Delegates were told, contrary to some opinion expressed from the floor, that the proposals were by no means a fait accompli and concerns would be voiced by the IHL Working Group when it reports to the governing body in April.
‘Ulster says no’ is a familiar cry in other non-sporting spheres but to suggest that was a relevant analogy on Monday night would misrepresent the truth.
There was broad agreement in most quarters that the idea of an extended IHL was not a bad one, allowing players the opportunity to play different opposition of a more equitable or higher standard and that was viewed as a positive step setting aside the practicalities.
There were alternative suggestions made, including a ‘fast track’ Ulster League until Christmas which, in turn would produce five qualifiers for an IHL Premier Division and five for a second tier.
But under the proposals that were laid on the table just one IHL is being mooted with the top five teams from Ulster being joined by the same number from Leinster and two from Munster.
Some clubs were concerned that this would undermine the domestic league in Ulster and were anxious therefore that some form of local league would continue.
But back to the main bones of contention, starting with the money aspect which, especially in these economic times is obviously a key concern.
One of the male delegates suggested a figure of £5,000 to finance the current set of proposals, and Pegasus coach Michelle Rainey felt that was about right.
“It’s an awful lot of money, particularly as players already have to pay to play effectively as it is.” she said.
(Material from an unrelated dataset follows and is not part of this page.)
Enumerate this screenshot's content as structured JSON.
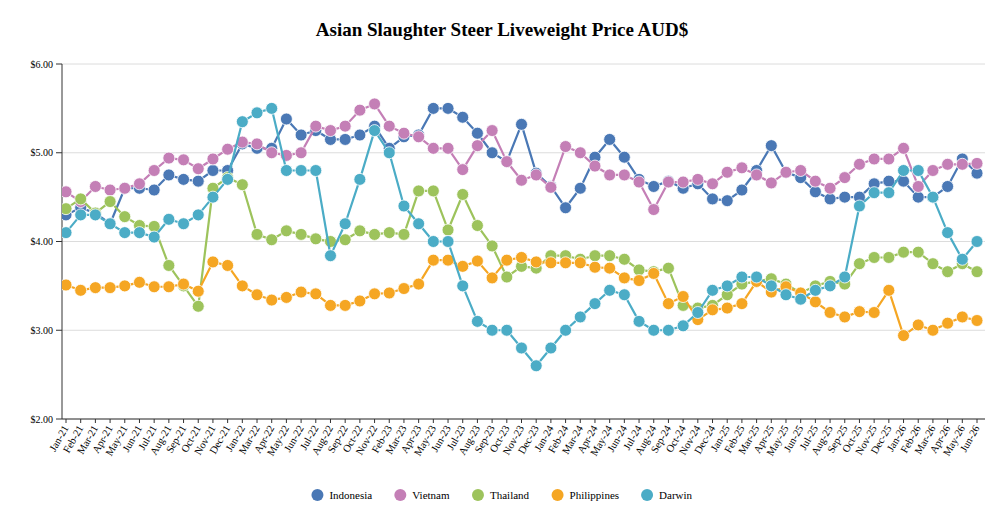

“You have (affiliation) fees, pitch hire if you don’t own your own premises which applies to the majority of clubs in Ulster.
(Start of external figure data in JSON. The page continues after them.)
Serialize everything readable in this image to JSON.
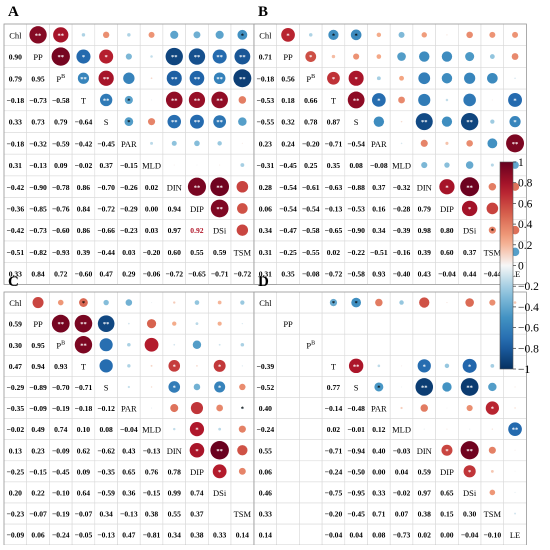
{
  "panel_letters": [
    "A",
    "B",
    "C",
    "D"
  ],
  "variables": [
    "Chl",
    "PP",
    "P^B",
    "T",
    "S",
    "PAR",
    "MLD",
    "DIN",
    "DIP",
    "DSi",
    "TSM",
    "LE"
  ],
  "colorbar_ticks": [
    "1",
    "0.8",
    "0.6",
    "0.4",
    "0.2",
    "0",
    "−0.2",
    "−0.4",
    "−0.6",
    "−0.8",
    "−1"
  ],
  "colors": {
    "positive": "#67001f",
    "negative": "#053061",
    "neutral": "#f7f7f7",
    "highlight_text": "#b2182b"
  },
  "chart_data": [
    {
      "type": "heatmap",
      "panel": "A",
      "variables": [
        "Chl",
        "PP",
        "P^B",
        "T",
        "S",
        "PAR",
        "MLD",
        "DIN",
        "DIP",
        "DSi",
        "TSM",
        "LE"
      ],
      "lower_values": [
        [],
        [
          0.9
        ],
        [
          0.79,
          0.95
        ],
        [
          -0.18,
          -0.73,
          -0.58
        ],
        [
          0.33,
          0.73,
          0.79,
          -0.64
        ],
        [
          -0.18,
          -0.32,
          -0.59,
          -0.42,
          -0.45
        ],
        [
          0.31,
          -0.13,
          0.09,
          -0.02,
          0.37,
          -0.15
        ],
        [
          -0.42,
          -0.9,
          -0.78,
          0.86,
          -0.7,
          -0.26,
          0.02
        ],
        [
          -0.36,
          -0.85,
          -0.76,
          0.84,
          -0.72,
          -0.29,
          0.0,
          0.94
        ],
        [
          -0.42,
          -0.73,
          -0.6,
          0.86,
          -0.66,
          -0.23,
          0.03,
          0.97,
          0.92
        ],
        [
          -0.51,
          -0.82,
          -0.93,
          0.39,
          -0.44,
          0.03,
          -0.2,
          0.6,
          0.55,
          0.59
        ],
        [
          0.33,
          0.84,
          0.72,
          -0.6,
          0.47,
          0.29,
          -0.06,
          -0.72,
          -0.65,
          -0.71,
          -0.72
        ]
      ],
      "highlighted": [
        [
          9,
          8
        ]
      ],
      "sig_1": [
        [
          0,
          1
        ],
        [
          0,
          2
        ],
        [
          1,
          2
        ],
        [
          2,
          3
        ],
        [
          2,
          4
        ],
        [
          2,
          10
        ],
        [
          3,
          4
        ],
        [
          3,
          7
        ],
        [
          3,
          8
        ],
        [
          3,
          9
        ],
        [
          3,
          11
        ],
        [
          4,
          7
        ],
        [
          4,
          8
        ],
        [
          4,
          9
        ],
        [
          7,
          8
        ],
        [
          7,
          9
        ],
        [
          7,
          11
        ],
        [
          8,
          9
        ],
        [
          8,
          11
        ],
        [
          9,
          11
        ],
        [
          1,
          7
        ],
        [
          1,
          8
        ],
        [
          1,
          9
        ],
        [
          1,
          10
        ],
        [
          2,
          7
        ],
        [
          2,
          8
        ],
        [
          2,
          9
        ]
      ],
      "sig_2": [
        [
          1,
          3
        ],
        [
          1,
          4
        ],
        [
          1,
          11
        ],
        [
          2,
          11
        ],
        [
          3,
          5
        ],
        [
          4,
          5
        ],
        [
          4,
          11
        ],
        [
          0,
          10
        ]
      ]
    },
    {
      "type": "heatmap",
      "panel": "B",
      "variables": [
        "Chl",
        "PP",
        "P^B",
        "T",
        "S",
        "PAR",
        "MLD",
        "DIN",
        "DIP",
        "DSi",
        "TSM",
        "LE"
      ],
      "lower_values": [
        [],
        [
          0.71
        ],
        [
          -0.18,
          0.56
        ],
        [
          -0.53,
          0.18,
          0.66
        ],
        [
          -0.55,
          0.32,
          0.78,
          0.87
        ],
        [
          0.23,
          0.24,
          -0.2,
          -0.71,
          -0.54
        ],
        [
          -0.31,
          -0.45,
          0.25,
          0.35,
          0.08,
          -0.08
        ],
        [
          0.28,
          -0.54,
          -0.61,
          -0.63,
          -0.88,
          0.37,
          -0.32
        ],
        [
          0.06,
          -0.54,
          -0.54,
          -0.13,
          -0.53,
          0.16,
          -0.28,
          0.79
        ],
        [
          0.34,
          -0.47,
          -0.58,
          -0.65,
          -0.9,
          0.34,
          -0.39,
          0.98,
          0.8
        ],
        [
          0.31,
          -0.25,
          -0.55,
          0.02,
          -0.22,
          -0.51,
          -0.16,
          0.39,
          0.6,
          0.37
        ],
        [
          0.31,
          0.35,
          -0.08,
          -0.72,
          -0.58,
          0.93,
          -0.4,
          0.43,
          -0.04,
          0.44,
          -0.44
        ]
      ],
      "highlighted": [],
      "sig_1": [
        [
          3,
          4
        ],
        [
          4,
          7
        ],
        [
          4,
          9
        ],
        [
          7,
          9
        ],
        [
          5,
          11
        ]
      ],
      "sig_2": [
        [
          0,
          1
        ],
        [
          0,
          3
        ],
        [
          0,
          4
        ],
        [
          1,
          2
        ],
        [
          2,
          3
        ],
        [
          2,
          4
        ],
        [
          3,
          11
        ],
        [
          7,
          8
        ],
        [
          8,
          9
        ],
        [
          9,
          10
        ],
        [
          3,
          5
        ],
        [
          4,
          11
        ]
      ]
    },
    {
      "type": "heatmap",
      "panel": "C",
      "variables": [
        "Chl",
        "PP",
        "P^B",
        "T",
        "S",
        "PAR",
        "MLD",
        "DIN",
        "DIP",
        "DSi",
        "TSM",
        "LE"
      ],
      "lower_values": [
        [],
        [
          0.59
        ],
        [
          0.3,
          0.95
        ],
        [
          0.47,
          0.94,
          0.93
        ],
        [
          -0.29,
          -0.89,
          -0.7,
          -0.71
        ],
        [
          -0.35,
          -0.09,
          -0.19,
          -0.18,
          -0.12
        ],
        [
          -0.02,
          0.49,
          0.74,
          0.1,
          0.08,
          -0.04
        ],
        [
          0.13,
          0.23,
          -0.09,
          0.62,
          -0.62,
          0.43,
          -0.13
        ],
        [
          -0.25,
          -0.15,
          -0.45,
          0.09,
          -0.35,
          0.65,
          0.76,
          0.78
        ],
        [
          0.2,
          0.22,
          -0.1,
          0.64,
          -0.59,
          0.36,
          -0.15,
          0.99,
          0.74
        ],
        [
          -0.23,
          -0.07,
          -0.19,
          -0.07,
          0.34,
          -0.13,
          0.38,
          0.55,
          0.37
        ],
        [
          -0.09,
          0.06,
          -0.24,
          -0.05,
          -0.13,
          0.47,
          -0.81,
          0.34,
          0.38,
          0.33,
          0.14
        ]
      ],
      "highlighted": [],
      "sig_1": [
        [
          1,
          2
        ],
        [
          1,
          3
        ],
        [
          2,
          3
        ],
        [
          1,
          4
        ],
        [
          7,
          9
        ],
        [
          6,
          11
        ]
      ],
      "sig_2": [
        [
          0,
          3
        ],
        [
          4,
          7
        ],
        [
          4,
          9
        ],
        [
          6,
          8
        ],
        [
          7,
          8
        ],
        [
          3,
          7
        ],
        [
          3,
          9
        ],
        [
          8,
          9
        ],
        [
          5,
          10
        ]
      ]
    },
    {
      "type": "heatmap",
      "panel": "D",
      "variables": [
        "Chl",
        "PP",
        "P^B",
        "T",
        "S",
        "PAR",
        "MLD",
        "DIN",
        "DIP",
        "DSi",
        "TSM",
        "LE"
      ],
      "lower_values": [
        [],
        [
          null
        ],
        [
          null,
          null
        ],
        [
          -0.39,
          null,
          null
        ],
        [
          -0.52,
          null,
          null,
          0.77
        ],
        [
          0.4,
          null,
          null,
          -0.14,
          -0.48
        ],
        [
          -0.24,
          null,
          null,
          0.02,
          -0.01,
          0.12
        ],
        [
          0.55,
          null,
          null,
          -0.71,
          -0.94,
          0.4,
          -0.03
        ],
        [
          0.06,
          null,
          null,
          -0.24,
          -0.5,
          0.0,
          0.04,
          0.59
        ],
        [
          0.46,
          null,
          null,
          -0.75,
          -0.95,
          0.33,
          -0.02,
          0.97,
          0.65
        ],
        [
          0.33,
          null,
          null,
          -0.2,
          -0.45,
          0.71,
          0.07,
          0.38,
          0.15,
          0.3
        ],
        [
          0.14,
          null,
          null,
          -0.04,
          0.04,
          0.08,
          -0.73,
          0.02,
          0.0,
          -0.04,
          -0.1
        ]
      ],
      "highlighted": [],
      "sig_1": [
        [
          3,
          4
        ],
        [
          4,
          7
        ],
        [
          4,
          9
        ],
        [
          7,
          9
        ],
        [
          6,
          11
        ]
      ],
      "sig_2": [
        [
          0,
          3
        ],
        [
          0,
          4
        ],
        [
          3,
          7
        ],
        [
          3,
          9
        ],
        [
          4,
          5
        ],
        [
          5,
          10
        ],
        [
          7,
          8
        ],
        [
          8,
          9
        ]
      ]
    }
  ]
}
“While I see the benefits of some fom of IHL I am not sure we could buy into what was being proposed as it stands.”
Rainey’s goalkeeper Sharon Moffett is a schooltacher at Belfast High and she summed up the problem for members of that profession of which there are many in Ulster women’s hockey across the board.
“My Saturday mornings during the hockey season begin when the alarm goes off at 6am and for home matches in the bad weather there is usually an inspectation early in the day.” she explained.
“The first phone calls start at about 8.45am and if games are off there are a lot more to make.
“If we’re lucky with the weather and the games go ahead it’s usually around 12.30pm by the time I make sure all the kids are despatched home safely.
“You can imagine that it’s hardly great preparation for an afternoon game with the club especially if we have an away game or a 1pm start.”
The problems with having a glut of schoolgirls in Premier League squads have been well documented in this column in recent weeks, so suffice to add that the issue would become more prevalent in an IHL setting.
Some delegates on Monday night suggested that Schools’ Cup matches which are the most important, be moved to midweek but I am told for curriculum and staffing reasons that simply won’t be happening.
Randalstown captain Louise Creighton came up with another potential problem were her team to miss out on an IHl place under the new proposals. and it doesn’t necessarily stop at schoolgirls.
“We have six schoolgirls in our squad, three teachers and a mum, so the IHL would not suit us if we got a place in it.” she stated.
“I have also serious concerns about what would happen if we didn’t make the IHL.
“I can guarantee you that we would lose our best players to a club or clubs that did qualify and that would be very frustrating as I know from past experience.
“We have a thriving junior section with quality coaches who devote a lot of time to youth development.
“If we were to lose those players then all that hard work that has been put in has gone to waste and it has happened before and it would happen again and we don’t want that to happen.”